También dije que era probable que en algún momento introdujese entre estos diarios alguna de esas conversaciones, y ahora es uno de esos momentos. Ayer al recibir los envío y leer el del Padre, me pareció que esta entrada tenía cabida.
Quiero hablar de la relación del Padre con el dinero, aunque aviso que lo haré desde un plano anecdótico, puesto que los únicos datos con los que cuento son los que van a aparecer en el siguiente párrafo.
Al Padre le pareció bien el proyecto, o la parte que yo, dadas las restricciones informativas que nos hemos impuesto, pude contarle. Sin embargo, cuando la conversación parecía haber terminado, me preguntó, de un modo titubeante, diría que tímido, si el proyecto podía suponer algún tipo de ingreso. Vi aquí una posibilidad de fidelizar un redactor, así que decidí mentir. Si, Padre, esto puede suponer algún ingreso. Y decidí, además de mentir, improvisar, cuestión paraa la que mi condición de escritor, escritor fracasado, aporta ciertas capacidades. Le dije que el proyecto, más adelante, podía monetizarse, palabra que me pareción absolutamente solvente, si tenemos en cuenta que al otro lado de la línea tenía un interlocutor deseando escuchar palabras como esa. ¿Y cómo es eso? Me preguntó. Muy fácil, le dije, solvente yo también, afianzando el tono al comprobar que la presa se obstinaba en serlo. Imagínese que tenemos tantos lectores que alguien quiere pagar por lo que aquí se escribe, ¿lo entiende? Apenas, me pareció. Imagínese que usted escribe que se ha tomado una CocaCola bien fresquita y que le ha sentado muy bien, porque la CocaCola nos dice que si escribe una frase así, pagará. Si, lo entiendo, ¿pero cómo voy a enterarme yo de que la CocaCola paga por eso? Porque yo se lo diré, le dije. Y, si esto sucede, ¿dónde irá ese dinero? No lo he pensado, dije, pero ese dinero será de ustedes, no mío, improvisé. Espere un momento. Esperé un momento. Coja boli y papel, dijo la voz al cabo de unos segundos, y me dijo un número de cuenta. Del Banco de Santander, mas concretamente, cuestión que yo conocía por los cuatro primeros números, que son de ese banco, que es también el mío, es el sentido, ese «mío», de ser el lugar en el que me ingresan la nómina y en el que tengo domiciliados los pagos habituales, más abundantes de lo que me gustaría. Aquí es donde debe ir el dinero, si a usted le parece bien. Me parece bien, le dije, a sabiendas de que algo así no iba a ocurrir. Gracias, dijo el Padre.
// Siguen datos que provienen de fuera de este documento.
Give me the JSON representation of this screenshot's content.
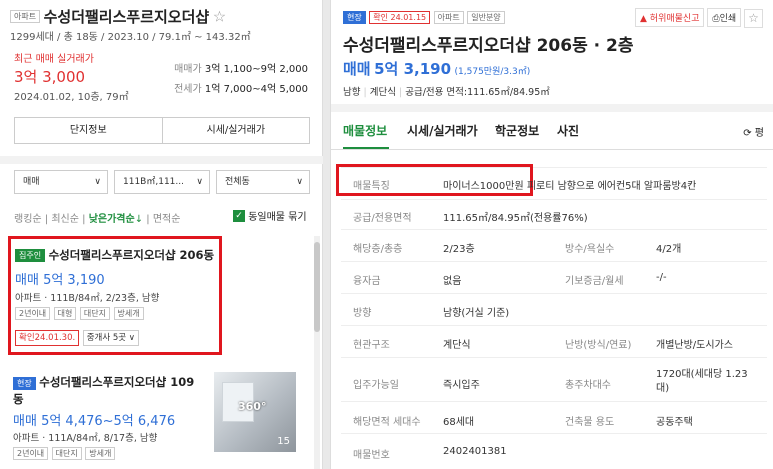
{
  "left": {
    "complex": {
      "badge": "아파트",
      "name": "수성더팰리스푸르지오더샵",
      "info": "1299세대 / 총 18동 / 2023.10 / 79.1㎡ ~ 143.32㎡",
      "recent_label": "최근 매매 실거래가",
      "recent_price": "3억 3,000",
      "recent_date": "2024.01.02, 10층, 79㎡",
      "sale_label": "매매가",
      "sale_range": "3억 1,100~9억 2,000",
      "jeonse_label": "전세가",
      "jeonse_range": "1억 7,000~4억 5,000"
    },
    "tabs": {
      "info": "단지정보",
      "market": "시세/실거래가"
    },
    "filters": {
      "type": "매매",
      "area": "111B㎡,111...",
      "dong": "전체동"
    },
    "sort": {
      "ranking": "랭킹순",
      "latest": "최신순",
      "low_price": "낮은가격순",
      "area": "면적순",
      "same_listing": "동일매물 묶기"
    },
    "listings": [
      {
        "badge": "집주인",
        "title": "수성더팰리스푸르지오더샵 206동",
        "price_label": "매매",
        "price": "5억 3,190",
        "spec": "아파트 · 111B/84㎡, 2/23층, 남향",
        "tags": [
          "2년이내",
          "대형",
          "대단지",
          "방세개"
        ],
        "confirm": "확인24.01.30.",
        "agents": "중개사 5곳"
      },
      {
        "badge": "현장",
        "title": "수성더팰리스푸르지오더샵 109동",
        "price_label": "매매",
        "price": "5억 4,476~5억 6,476",
        "spec": "아파트 · 111A/84㎡, 8/17층, 남향",
        "tags": [
          "2년이내",
          "대단지",
          "방세개"
        ],
        "photo_badge": "360°",
        "photo_count": "15"
      }
    ]
  },
  "right": {
    "header": {
      "tag_site": "현장",
      "tag_confirm": "확인 24.01.15",
      "tag_type": "아파트",
      "tag_sale": "일반분양",
      "report": "허위매물신고",
      "print": "인쇄",
      "title": "수성더팰리스푸르지오더샵 206동 · 2층",
      "price_label": "매매",
      "price": "5억 3,190",
      "unit_price": "(1,575만원/3.3㎡)",
      "specs": [
        "남향",
        "계단식",
        "공급/전용 면적:111.65㎡/84.95㎡"
      ]
    },
    "tabs": [
      "매물정보",
      "시세/실거래가",
      "학군정보",
      "사진"
    ],
    "tab_right": "평",
    "details": {
      "feature_label": "매물특징",
      "feature_value": "마이너스1000만원 피로티 남향으로 에어컨5대 알파룸방4칸",
      "area_label": "공급/전용면적",
      "area_value": "111.65㎡/84.95㎡(전용률76%)",
      "floor_label": "해당층/총층",
      "floor_value": "2/23층",
      "rooms_label": "방수/욕실수",
      "rooms_value": "4/2개",
      "loan_label": "융자금",
      "loan_value": "없음",
      "deposit_label": "기보증금/월세",
      "deposit_value": "-/-",
      "direction_label": "방향",
      "direction_value": "남향(거실 기준)",
      "entrance_label": "현관구조",
      "entrance_value": "계단식",
      "heating_label": "난방(방식/연료)",
      "heating_value": "개별난방/도시가스",
      "movein_label": "입주가능일",
      "movein_value": "즉시입주",
      "parking_label": "총주차대수",
      "parking_value": "1720대(세대당 1.23대)",
      "households_label": "해당면적 세대수",
      "households_value": "68세대",
      "use_label": "건축물 용도",
      "use_value": "공동주택",
      "listing_no_label": "매물번호",
      "listing_no_value": "2402401381"
    }
  },
  "colors": {
    "accent": "#2f6fd6",
    "highlight": "#e03131",
    "checkbox": "#1e8e3e"
  }
}
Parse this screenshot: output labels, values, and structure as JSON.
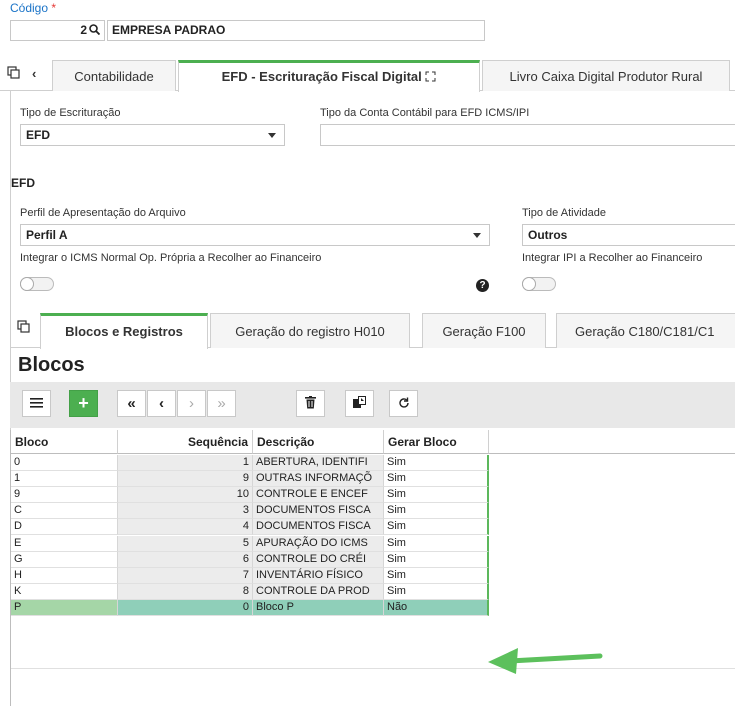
{
  "header": {
    "codigo_label": "Código",
    "required_mark": "*",
    "code_number": "2",
    "company_name": "EMPRESA PADRAO"
  },
  "main_tabs": [
    {
      "label": "Contabilidade"
    },
    {
      "label": "EFD - Escrituração Fiscal Digital",
      "active": true
    },
    {
      "label": "Livro Caixa Digital Produtor Rural"
    }
  ],
  "form": {
    "tipo_escrituracao_label": "Tipo de Escrituração",
    "tipo_escrituracao_value": "EFD",
    "tipo_conta_label": "Tipo da Conta Contábil para EFD ICMS/IPI",
    "tipo_conta_value": "",
    "section_efd": "EFD",
    "perfil_label": "Perfil de Apresentação do Arquivo",
    "perfil_value": "Perfil A",
    "tipo_atividade_label": "Tipo de Atividade",
    "tipo_atividade_value": "Outros",
    "integrar_icms_label": "Integrar o ICMS Normal Op. Própria a Recolher ao Financeiro",
    "integrar_icms_on": false,
    "integrar_ipi_label": "Integrar IPI a Recolher ao Financeiro",
    "integrar_ipi_on": false,
    "help_glyph": "?"
  },
  "sub_tabs": [
    {
      "label": "Blocos e Registros",
      "active": true
    },
    {
      "label": "Geração do registro H010"
    },
    {
      "label": "Geração F100"
    },
    {
      "label": "Geração C180/C181/C1"
    }
  ],
  "blocos": {
    "title": "Blocos",
    "columns": [
      "Bloco",
      "Sequência",
      "Descrição",
      "Gerar Bloco"
    ],
    "rows": [
      {
        "bloco": "0",
        "seq": "1",
        "desc": "ABERTURA, IDENTIFI",
        "gerar": "Sim"
      },
      {
        "bloco": "1",
        "seq": "9",
        "desc": "OUTRAS INFORMAÇÕ",
        "gerar": "Sim"
      },
      {
        "bloco": "9",
        "seq": "10",
        "desc": "CONTROLE E ENCEF",
        "gerar": "Sim"
      },
      {
        "bloco": "C",
        "seq": "3",
        "desc": "DOCUMENTOS FISCA",
        "gerar": "Sim"
      },
      {
        "bloco": "D",
        "seq": "4",
        "desc": "DOCUMENTOS FISCA",
        "gerar": "Sim"
      },
      {
        "bloco": "E",
        "seq": "5",
        "desc": "APURAÇÃO DO ICMS",
        "gerar": "Sim"
      },
      {
        "bloco": "G",
        "seq": "6",
        "desc": "CONTROLE DO CRÉI",
        "gerar": "Sim"
      },
      {
        "bloco": "H",
        "seq": "7",
        "desc": "INVENTÁRIO FÍSICO",
        "gerar": "Sim"
      },
      {
        "bloco": "K",
        "seq": "8",
        "desc": "CONTROLE DA PROD",
        "gerar": "Sim"
      },
      {
        "bloco": "P",
        "seq": "0",
        "desc": "Bloco P",
        "gerar": "Não",
        "selected": true
      }
    ]
  },
  "colors": {
    "accent_green": "#4caf50",
    "link_blue": "#1a73c7",
    "selected_row": "#8fcfb9",
    "arrow_green": "#5cc05c"
  }
}
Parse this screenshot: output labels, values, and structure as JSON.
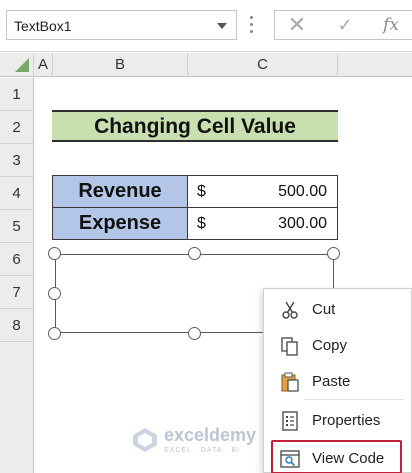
{
  "formula_bar": {
    "name_box_value": "TextBox1",
    "cancel_icon": "x-icon",
    "enter_icon": "check-icon",
    "function_label": "fx"
  },
  "columns": [
    "A",
    "B",
    "C"
  ],
  "rows": [
    "1",
    "2",
    "3",
    "4",
    "5",
    "6",
    "7",
    "8"
  ],
  "sheet": {
    "title": "Changing Cell Value",
    "table": [
      {
        "label": "Revenue",
        "currency": "$",
        "amount": "500.00"
      },
      {
        "label": "Expense",
        "currency": "$",
        "amount": "300.00"
      }
    ]
  },
  "context_menu": {
    "items": [
      {
        "label": "Cut",
        "icon": "scissors-icon"
      },
      {
        "label": "Copy",
        "icon": "copy-icon"
      },
      {
        "label": "Paste",
        "icon": "paste-icon"
      },
      {
        "label": "Properties",
        "icon": "properties-icon"
      },
      {
        "label": "View Code",
        "icon": "view-code-icon"
      }
    ]
  },
  "watermark": {
    "name": "exceldemy",
    "tagline": "EXCEL · DATA · BI"
  },
  "colors": {
    "title_fill": "#c8e0b0",
    "label_fill": "#b4c6e7",
    "highlight_border": "#c0203a"
  }
}
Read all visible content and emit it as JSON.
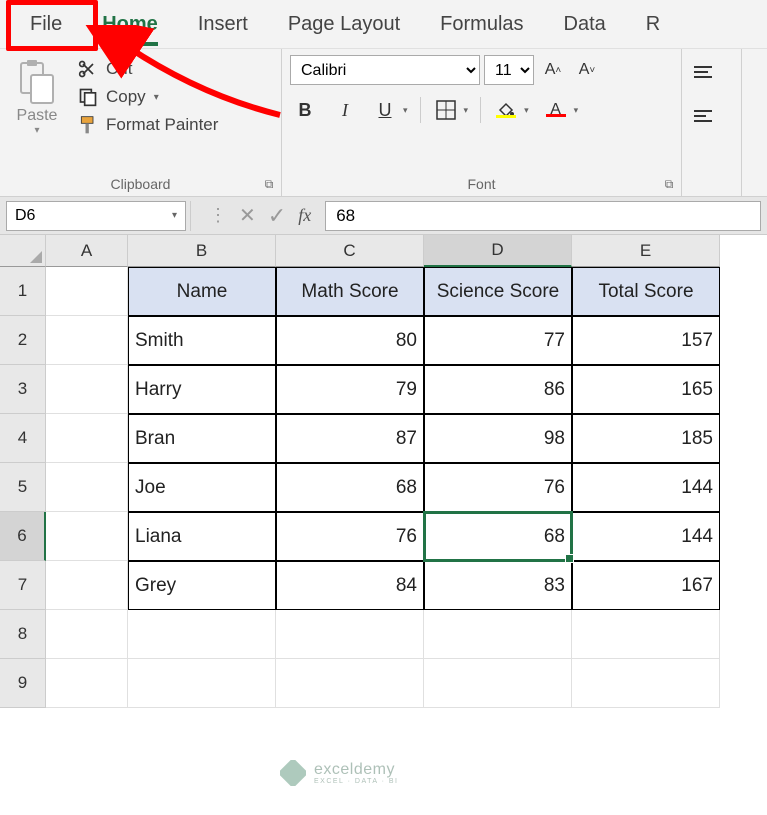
{
  "tabs": {
    "file": "File",
    "home": "Home",
    "insert": "Insert",
    "page_layout": "Page Layout",
    "formulas": "Formulas",
    "data": "Data",
    "last": "R"
  },
  "clipboard": {
    "paste": "Paste",
    "cut": "Cut",
    "copy": "Copy",
    "format_painter": "Format Painter",
    "group_label": "Clipboard"
  },
  "font": {
    "name": "Calibri",
    "size": "11",
    "bold": "B",
    "italic": "I",
    "underline": "U",
    "increase": "A˄",
    "decrease": "A˅",
    "group_label": "Font"
  },
  "namebox": "D6",
  "formula_value": "68",
  "columns": [
    "A",
    "B",
    "C",
    "D",
    "E"
  ],
  "rows": [
    "1",
    "2",
    "3",
    "4",
    "5",
    "6",
    "7",
    "8",
    "9"
  ],
  "table": {
    "headers": [
      "Name",
      "Math Score",
      "Science Score",
      "Total Score"
    ],
    "data": [
      [
        "Smith",
        "80",
        "77",
        "157"
      ],
      [
        "Harry",
        "79",
        "86",
        "165"
      ],
      [
        "Bran",
        "87",
        "98",
        "185"
      ],
      [
        "Joe",
        "68",
        "76",
        "144"
      ],
      [
        "Liana",
        "76",
        "68",
        "144"
      ],
      [
        "Grey",
        "84",
        "83",
        "167"
      ]
    ]
  },
  "watermark": {
    "brand": "exceldemy",
    "tagline": "EXCEL · DATA · BI"
  },
  "chart_data": {
    "type": "table",
    "title": "",
    "columns": [
      "Name",
      "Math Score",
      "Science Score",
      "Total Score"
    ],
    "rows": [
      {
        "Name": "Smith",
        "Math Score": 80,
        "Science Score": 77,
        "Total Score": 157
      },
      {
        "Name": "Harry",
        "Math Score": 79,
        "Science Score": 86,
        "Total Score": 165
      },
      {
        "Name": "Bran",
        "Math Score": 87,
        "Science Score": 98,
        "Total Score": 185
      },
      {
        "Name": "Joe",
        "Math Score": 68,
        "Science Score": 76,
        "Total Score": 144
      },
      {
        "Name": "Liana",
        "Math Score": 76,
        "Science Score": 68,
        "Total Score": 144
      },
      {
        "Name": "Grey",
        "Math Score": 84,
        "Science Score": 83,
        "Total Score": 167
      }
    ]
  }
}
Así que tengo un número de cuenta anotado en un cuaderno. Si veo que al Padre flaquea, ingresaré cincuenta euros y le diré que cite en algún momento las bondades del fuet Tarradellas, o del café Saimaza, o de los helados Hagens Dazs, a ver si lo escribe bien. Es divertido solo imaginarlo. También me pregunto a qué se debe esa relación del padre con el dinero, por la necesidad de acumular. Por lo que conozco del personaje, que se limita a lo leído, no creo que tenga deudas por asuntos turbios, ni proyectos que supongan una inversión grande. No se qué le pasa.
Me pareció un buen momento para señalar esto. Además, la conversación telefónica fue muy entretenida, y el entretenimiento, aunque la Hija no lo sepa, es necesario. Para eso estoy yo.